When we think of grandmothers, they are always old, he explains. We don’t remember that they were once young and had “hopes and dreams.” But they were.
“Let me drag you back to another world.” Searles is standing in this room surrounded by elegance, in the upstairs of his collection’s most prized possession: the Astor Theater.
Nothing is set or fixed here. There is a small dance studio that the Milwaukee Ballet helped design.
There is a yellow-tiled bathroom that is used as a changing space for plays. There is a room of old movie posters and one for meetings And of course, there are Searles’s old Hollywood executive offices. There is no sense of time up here, as past and present blend effortlessly together.
James and his wife Barb rescued the theater, located on the corner of Brady and Astor Streets, from dilapidation when they chose it for the site of their pharmacy and coffee shop in 1983. It had fallen far from its beginnings.

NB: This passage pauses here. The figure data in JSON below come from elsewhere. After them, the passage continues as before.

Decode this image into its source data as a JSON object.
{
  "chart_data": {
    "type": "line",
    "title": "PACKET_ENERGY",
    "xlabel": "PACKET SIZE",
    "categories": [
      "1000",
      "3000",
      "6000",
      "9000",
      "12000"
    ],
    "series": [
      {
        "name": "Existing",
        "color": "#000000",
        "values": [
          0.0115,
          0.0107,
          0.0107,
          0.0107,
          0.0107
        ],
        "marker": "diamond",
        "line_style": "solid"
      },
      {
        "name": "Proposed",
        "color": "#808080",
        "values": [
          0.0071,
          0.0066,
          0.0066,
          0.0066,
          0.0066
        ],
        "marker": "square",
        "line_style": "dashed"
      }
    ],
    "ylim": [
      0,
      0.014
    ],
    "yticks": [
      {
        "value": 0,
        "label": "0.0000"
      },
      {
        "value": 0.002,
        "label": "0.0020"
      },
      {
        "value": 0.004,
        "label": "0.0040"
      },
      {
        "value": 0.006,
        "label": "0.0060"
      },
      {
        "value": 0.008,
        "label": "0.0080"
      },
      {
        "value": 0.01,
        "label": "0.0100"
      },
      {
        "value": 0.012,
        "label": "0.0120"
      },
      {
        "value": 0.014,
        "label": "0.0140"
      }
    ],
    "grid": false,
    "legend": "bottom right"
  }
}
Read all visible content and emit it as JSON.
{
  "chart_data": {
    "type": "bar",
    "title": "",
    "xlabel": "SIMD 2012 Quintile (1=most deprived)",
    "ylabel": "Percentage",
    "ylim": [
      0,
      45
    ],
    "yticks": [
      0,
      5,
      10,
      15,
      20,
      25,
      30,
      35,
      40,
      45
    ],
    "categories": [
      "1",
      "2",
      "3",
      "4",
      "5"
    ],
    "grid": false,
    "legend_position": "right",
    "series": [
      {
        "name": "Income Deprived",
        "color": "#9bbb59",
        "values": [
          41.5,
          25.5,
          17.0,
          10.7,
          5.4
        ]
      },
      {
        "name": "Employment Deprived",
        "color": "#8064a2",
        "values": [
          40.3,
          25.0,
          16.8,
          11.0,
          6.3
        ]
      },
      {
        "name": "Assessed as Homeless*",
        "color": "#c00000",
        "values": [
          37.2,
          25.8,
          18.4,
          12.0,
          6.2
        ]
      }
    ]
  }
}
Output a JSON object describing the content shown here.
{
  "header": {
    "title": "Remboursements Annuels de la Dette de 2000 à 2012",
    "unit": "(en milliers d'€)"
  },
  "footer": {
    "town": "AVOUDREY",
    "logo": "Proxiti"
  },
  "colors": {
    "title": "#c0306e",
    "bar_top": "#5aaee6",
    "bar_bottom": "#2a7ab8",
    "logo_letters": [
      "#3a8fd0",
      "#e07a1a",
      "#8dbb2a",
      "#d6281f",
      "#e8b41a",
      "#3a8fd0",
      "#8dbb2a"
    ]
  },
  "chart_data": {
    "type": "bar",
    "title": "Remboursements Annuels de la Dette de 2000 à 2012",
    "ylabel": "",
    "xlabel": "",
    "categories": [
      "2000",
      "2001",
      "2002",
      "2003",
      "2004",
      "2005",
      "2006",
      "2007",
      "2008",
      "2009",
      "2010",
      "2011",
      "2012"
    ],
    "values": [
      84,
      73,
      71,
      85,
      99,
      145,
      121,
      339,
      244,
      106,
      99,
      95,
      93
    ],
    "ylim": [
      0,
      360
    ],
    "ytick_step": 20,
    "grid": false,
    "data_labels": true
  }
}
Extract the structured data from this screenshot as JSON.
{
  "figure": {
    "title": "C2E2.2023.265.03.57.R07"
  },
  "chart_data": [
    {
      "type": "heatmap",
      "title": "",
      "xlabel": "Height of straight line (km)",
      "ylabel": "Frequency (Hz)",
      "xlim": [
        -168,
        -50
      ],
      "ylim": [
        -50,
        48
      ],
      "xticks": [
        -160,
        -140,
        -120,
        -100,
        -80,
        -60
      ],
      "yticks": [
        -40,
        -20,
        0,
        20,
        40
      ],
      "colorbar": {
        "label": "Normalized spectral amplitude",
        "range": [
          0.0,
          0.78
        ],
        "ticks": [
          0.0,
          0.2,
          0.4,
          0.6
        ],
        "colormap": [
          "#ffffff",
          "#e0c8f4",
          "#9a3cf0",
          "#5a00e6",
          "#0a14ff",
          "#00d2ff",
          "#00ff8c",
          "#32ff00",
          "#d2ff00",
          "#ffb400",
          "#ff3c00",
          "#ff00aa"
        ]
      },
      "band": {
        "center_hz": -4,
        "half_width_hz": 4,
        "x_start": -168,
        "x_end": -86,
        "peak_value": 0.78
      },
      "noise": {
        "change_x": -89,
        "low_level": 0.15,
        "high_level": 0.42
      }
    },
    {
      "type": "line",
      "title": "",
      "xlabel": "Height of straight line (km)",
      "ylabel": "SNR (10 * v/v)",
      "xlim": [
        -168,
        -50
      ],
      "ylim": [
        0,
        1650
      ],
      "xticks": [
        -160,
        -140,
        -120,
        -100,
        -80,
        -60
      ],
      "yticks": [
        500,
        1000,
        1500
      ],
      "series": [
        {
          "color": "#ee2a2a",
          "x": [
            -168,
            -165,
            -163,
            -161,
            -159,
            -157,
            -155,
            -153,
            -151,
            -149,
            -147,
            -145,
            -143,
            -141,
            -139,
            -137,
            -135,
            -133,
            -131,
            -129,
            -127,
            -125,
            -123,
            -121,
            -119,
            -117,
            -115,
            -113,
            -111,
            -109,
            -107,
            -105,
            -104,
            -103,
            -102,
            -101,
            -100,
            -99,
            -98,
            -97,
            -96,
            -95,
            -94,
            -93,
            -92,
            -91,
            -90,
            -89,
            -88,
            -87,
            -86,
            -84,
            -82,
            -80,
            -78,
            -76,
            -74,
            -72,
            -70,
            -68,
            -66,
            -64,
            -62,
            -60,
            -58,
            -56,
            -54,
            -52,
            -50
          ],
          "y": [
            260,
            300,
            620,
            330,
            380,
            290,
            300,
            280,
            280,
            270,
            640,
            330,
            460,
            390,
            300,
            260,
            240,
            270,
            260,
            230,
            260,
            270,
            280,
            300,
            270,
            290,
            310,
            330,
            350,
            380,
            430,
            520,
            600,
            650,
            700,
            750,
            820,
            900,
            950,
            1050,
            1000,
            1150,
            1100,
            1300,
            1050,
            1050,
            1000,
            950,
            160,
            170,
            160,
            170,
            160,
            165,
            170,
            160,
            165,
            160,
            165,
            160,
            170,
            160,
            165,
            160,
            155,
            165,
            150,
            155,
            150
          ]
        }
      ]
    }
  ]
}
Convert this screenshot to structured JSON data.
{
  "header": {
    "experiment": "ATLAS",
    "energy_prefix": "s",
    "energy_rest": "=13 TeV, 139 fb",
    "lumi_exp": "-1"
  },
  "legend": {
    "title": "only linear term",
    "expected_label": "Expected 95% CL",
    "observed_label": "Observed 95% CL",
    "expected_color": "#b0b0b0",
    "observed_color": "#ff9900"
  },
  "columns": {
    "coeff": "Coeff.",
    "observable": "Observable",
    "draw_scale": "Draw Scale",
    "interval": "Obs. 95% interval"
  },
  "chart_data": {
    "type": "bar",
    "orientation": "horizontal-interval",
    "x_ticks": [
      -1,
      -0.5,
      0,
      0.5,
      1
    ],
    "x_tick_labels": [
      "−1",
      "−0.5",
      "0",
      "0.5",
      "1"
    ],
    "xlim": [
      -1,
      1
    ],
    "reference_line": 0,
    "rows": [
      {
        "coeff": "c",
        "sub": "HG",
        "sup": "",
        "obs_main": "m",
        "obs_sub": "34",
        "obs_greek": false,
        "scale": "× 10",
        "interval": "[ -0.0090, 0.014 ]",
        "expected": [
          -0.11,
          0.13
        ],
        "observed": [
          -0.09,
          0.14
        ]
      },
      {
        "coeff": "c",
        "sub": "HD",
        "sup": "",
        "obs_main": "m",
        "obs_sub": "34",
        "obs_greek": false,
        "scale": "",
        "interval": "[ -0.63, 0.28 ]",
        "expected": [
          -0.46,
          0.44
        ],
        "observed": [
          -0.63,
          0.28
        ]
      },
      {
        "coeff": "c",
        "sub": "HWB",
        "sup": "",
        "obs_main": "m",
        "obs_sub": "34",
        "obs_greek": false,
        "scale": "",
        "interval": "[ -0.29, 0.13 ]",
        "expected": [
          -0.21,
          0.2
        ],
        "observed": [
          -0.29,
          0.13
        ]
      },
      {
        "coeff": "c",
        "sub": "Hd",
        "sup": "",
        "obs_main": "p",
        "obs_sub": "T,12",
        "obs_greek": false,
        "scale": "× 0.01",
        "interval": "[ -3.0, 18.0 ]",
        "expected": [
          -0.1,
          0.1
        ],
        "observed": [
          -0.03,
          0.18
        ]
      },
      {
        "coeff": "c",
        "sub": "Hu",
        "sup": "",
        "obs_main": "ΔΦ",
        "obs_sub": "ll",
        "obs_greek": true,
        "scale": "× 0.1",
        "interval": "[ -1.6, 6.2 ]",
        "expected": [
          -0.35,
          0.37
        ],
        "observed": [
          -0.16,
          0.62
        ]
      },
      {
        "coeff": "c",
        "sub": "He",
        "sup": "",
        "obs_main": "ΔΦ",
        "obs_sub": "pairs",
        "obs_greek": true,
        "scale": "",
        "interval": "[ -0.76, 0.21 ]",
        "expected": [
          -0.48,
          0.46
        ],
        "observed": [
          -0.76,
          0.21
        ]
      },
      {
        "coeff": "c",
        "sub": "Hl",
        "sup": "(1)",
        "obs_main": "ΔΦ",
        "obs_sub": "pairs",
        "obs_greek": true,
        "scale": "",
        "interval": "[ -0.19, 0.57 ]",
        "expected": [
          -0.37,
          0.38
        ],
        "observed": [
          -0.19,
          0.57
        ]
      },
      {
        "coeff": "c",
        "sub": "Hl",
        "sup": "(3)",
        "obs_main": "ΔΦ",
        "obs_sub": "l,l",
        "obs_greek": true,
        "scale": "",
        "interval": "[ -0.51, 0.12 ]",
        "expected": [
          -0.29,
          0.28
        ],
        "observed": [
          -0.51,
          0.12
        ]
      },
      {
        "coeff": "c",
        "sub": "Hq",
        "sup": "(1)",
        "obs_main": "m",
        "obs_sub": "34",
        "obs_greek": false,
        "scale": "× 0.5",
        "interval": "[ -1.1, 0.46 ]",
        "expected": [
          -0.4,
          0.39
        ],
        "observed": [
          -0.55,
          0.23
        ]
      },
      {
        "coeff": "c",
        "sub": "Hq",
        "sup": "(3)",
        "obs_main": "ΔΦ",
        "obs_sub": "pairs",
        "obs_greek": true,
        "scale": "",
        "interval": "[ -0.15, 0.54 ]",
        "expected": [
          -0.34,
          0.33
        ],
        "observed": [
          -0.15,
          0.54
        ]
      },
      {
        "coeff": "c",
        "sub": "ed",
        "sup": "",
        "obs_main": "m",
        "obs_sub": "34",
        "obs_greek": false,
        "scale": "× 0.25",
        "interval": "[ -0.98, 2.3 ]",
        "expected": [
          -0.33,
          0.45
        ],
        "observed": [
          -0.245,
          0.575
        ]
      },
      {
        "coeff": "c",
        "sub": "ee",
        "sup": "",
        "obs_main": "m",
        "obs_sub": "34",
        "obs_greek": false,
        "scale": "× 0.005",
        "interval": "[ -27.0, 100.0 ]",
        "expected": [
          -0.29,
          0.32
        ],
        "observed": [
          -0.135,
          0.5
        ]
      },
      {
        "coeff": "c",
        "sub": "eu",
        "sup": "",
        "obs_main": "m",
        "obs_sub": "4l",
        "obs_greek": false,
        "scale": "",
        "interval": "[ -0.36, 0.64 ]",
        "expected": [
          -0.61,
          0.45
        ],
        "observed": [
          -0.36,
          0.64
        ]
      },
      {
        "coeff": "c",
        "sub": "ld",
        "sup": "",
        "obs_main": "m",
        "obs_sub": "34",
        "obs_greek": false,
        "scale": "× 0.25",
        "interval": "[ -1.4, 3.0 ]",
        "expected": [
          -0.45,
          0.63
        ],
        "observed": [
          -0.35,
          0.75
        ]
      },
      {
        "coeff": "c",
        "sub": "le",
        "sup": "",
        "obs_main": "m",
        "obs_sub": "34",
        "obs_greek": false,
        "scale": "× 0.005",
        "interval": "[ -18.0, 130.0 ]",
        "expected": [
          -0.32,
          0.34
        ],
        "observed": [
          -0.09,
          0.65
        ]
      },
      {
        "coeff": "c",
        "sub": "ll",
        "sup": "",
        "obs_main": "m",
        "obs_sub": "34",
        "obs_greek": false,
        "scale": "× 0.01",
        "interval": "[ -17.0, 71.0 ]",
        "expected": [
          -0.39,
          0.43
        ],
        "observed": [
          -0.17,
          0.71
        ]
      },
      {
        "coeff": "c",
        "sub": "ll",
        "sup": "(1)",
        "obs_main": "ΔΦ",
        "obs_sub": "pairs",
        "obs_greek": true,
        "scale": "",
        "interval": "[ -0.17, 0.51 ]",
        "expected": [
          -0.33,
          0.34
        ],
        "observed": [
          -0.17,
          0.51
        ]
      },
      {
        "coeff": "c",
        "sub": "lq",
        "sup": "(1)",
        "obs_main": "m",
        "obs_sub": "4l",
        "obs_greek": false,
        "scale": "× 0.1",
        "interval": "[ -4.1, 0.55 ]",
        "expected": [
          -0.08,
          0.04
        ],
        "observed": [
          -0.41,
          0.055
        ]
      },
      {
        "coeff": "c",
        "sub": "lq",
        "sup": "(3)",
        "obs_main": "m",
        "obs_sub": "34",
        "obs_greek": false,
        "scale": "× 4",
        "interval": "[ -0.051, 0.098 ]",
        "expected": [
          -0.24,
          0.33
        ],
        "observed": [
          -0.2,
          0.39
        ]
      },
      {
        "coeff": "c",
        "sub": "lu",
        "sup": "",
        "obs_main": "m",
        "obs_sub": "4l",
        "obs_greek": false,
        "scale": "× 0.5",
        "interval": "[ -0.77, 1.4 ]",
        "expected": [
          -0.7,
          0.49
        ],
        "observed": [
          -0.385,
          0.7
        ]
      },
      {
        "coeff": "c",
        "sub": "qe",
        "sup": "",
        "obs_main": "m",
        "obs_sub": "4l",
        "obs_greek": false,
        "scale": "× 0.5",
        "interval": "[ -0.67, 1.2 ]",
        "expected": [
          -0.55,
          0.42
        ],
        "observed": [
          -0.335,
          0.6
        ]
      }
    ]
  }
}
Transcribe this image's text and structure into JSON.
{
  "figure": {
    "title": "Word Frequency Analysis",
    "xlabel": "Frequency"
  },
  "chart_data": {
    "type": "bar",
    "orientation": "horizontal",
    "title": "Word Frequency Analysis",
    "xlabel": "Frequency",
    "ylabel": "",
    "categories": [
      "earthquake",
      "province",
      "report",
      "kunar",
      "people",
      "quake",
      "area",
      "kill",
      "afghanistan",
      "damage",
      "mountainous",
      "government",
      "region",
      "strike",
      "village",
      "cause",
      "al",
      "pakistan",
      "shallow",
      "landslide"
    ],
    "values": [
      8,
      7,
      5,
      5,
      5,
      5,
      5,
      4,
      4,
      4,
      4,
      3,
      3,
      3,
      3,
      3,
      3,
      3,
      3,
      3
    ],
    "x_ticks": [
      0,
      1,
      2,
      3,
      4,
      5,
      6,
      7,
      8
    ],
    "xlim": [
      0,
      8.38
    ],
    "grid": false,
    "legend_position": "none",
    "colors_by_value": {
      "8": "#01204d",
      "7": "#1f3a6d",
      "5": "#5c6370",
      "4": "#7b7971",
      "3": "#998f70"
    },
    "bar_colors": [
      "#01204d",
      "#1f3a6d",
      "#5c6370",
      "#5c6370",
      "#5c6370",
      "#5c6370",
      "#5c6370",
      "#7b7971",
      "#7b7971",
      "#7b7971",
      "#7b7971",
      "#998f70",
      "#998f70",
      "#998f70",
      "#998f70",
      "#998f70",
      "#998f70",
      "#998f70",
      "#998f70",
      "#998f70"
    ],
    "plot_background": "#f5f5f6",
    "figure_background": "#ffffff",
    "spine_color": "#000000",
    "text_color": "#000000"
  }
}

The year is 1915. The Astor Street Theater has just opened. Vaudeville shows graced its stage.
“At that time, vaudeville was bigger than films,” Searles says. Soon, however, it became too expensive to produce the shows, and the theater moved exclusively to showing films. By 1957, the theater started taking a turn for the worse—it showed its last movie in 1952. By 1979, the Astor was completely boarded up. Brady Street had hit hard times.
Enter James and Barb Searles. They were looking for a new location for their pharmacy and coffee shop. They stumbled upon the theater in 1983. It was in rough shape, and people told the Searles that they were crazy for purchasing the site—luckily they didn’t listen. They renovated the place and turned it into Brady Street Pharmacy.
Twenty years later, it was joined by the Astor Street Performing Arts Center (ASPAC), a non-profit theater that is used by area dance and theatrical productions, as well as independent filmmakers.
The ASPAC operates for these six goals, as indicated on their Web site: to preserve and restore of film equipment, to preserve and restore historical photos of Milwaukee, to preserve film history, to improve our studio facilities for use by students and for non-profit instructions, to trace the education and preserve the history of early music and theatrical groups, and help small filmmakers with their efforts.
“We’re trying to bring some of it back,” he says, referring to the prestige of the original Astor. “We are trying to keep alive something that was here.”
Upon first glance, the pharmacy seems an unlikely location for a theater. That is until you begin to look closer. It is speckled with production stills and equipment from Hollywood’s Golden Age.
The Astor Theater is tucked into the back corner of the pharmacy. It is intimate.
The seats are worn, and look like they might give way to the weight of time. But they are beautifully crafted. A computer system in the back can control the lights and sound, as Searles demonstrates.
The theater has played home to theatrical performances by a number of area groups, including RSVP Productions. They have even pinched in for the Milwaukee International Film Festival, although the situation wasn’t ideal for Searles.
He says that the technological demands were more than he was comfortable with. “But we made do,” he explains. Like he always does.
Recently, the theater showcased a youth rock show, he says. Two young sisters put on a show for their friends and family, performing skits and singing Hannah Montana songs. They wrote most of the skits themselves, he says.
Searles recounts how scared they were at first, but also how quickly they overcame their fears. It’s the kind of production that is indicative of the theater and the man behind it.
“We desperately need to have places like this for groups that need a chance,” he says. Some much of success, he explains, is about that break.
Searles’s most striking feature is perhaps his eyes. They are small and dark and they are always moving. And they are honest. His emotional attachment to this place and what it means to actors, dancers, playwrights, directors, and filmmakers is in his eyes.
When he talks about “Whale Rider,” a magnificent film that he says was largely overlooked, they become teary and red. He seems to carry the burden his cause in those eyes.
“Where do you go when you have a dream and you have no money?” he asks.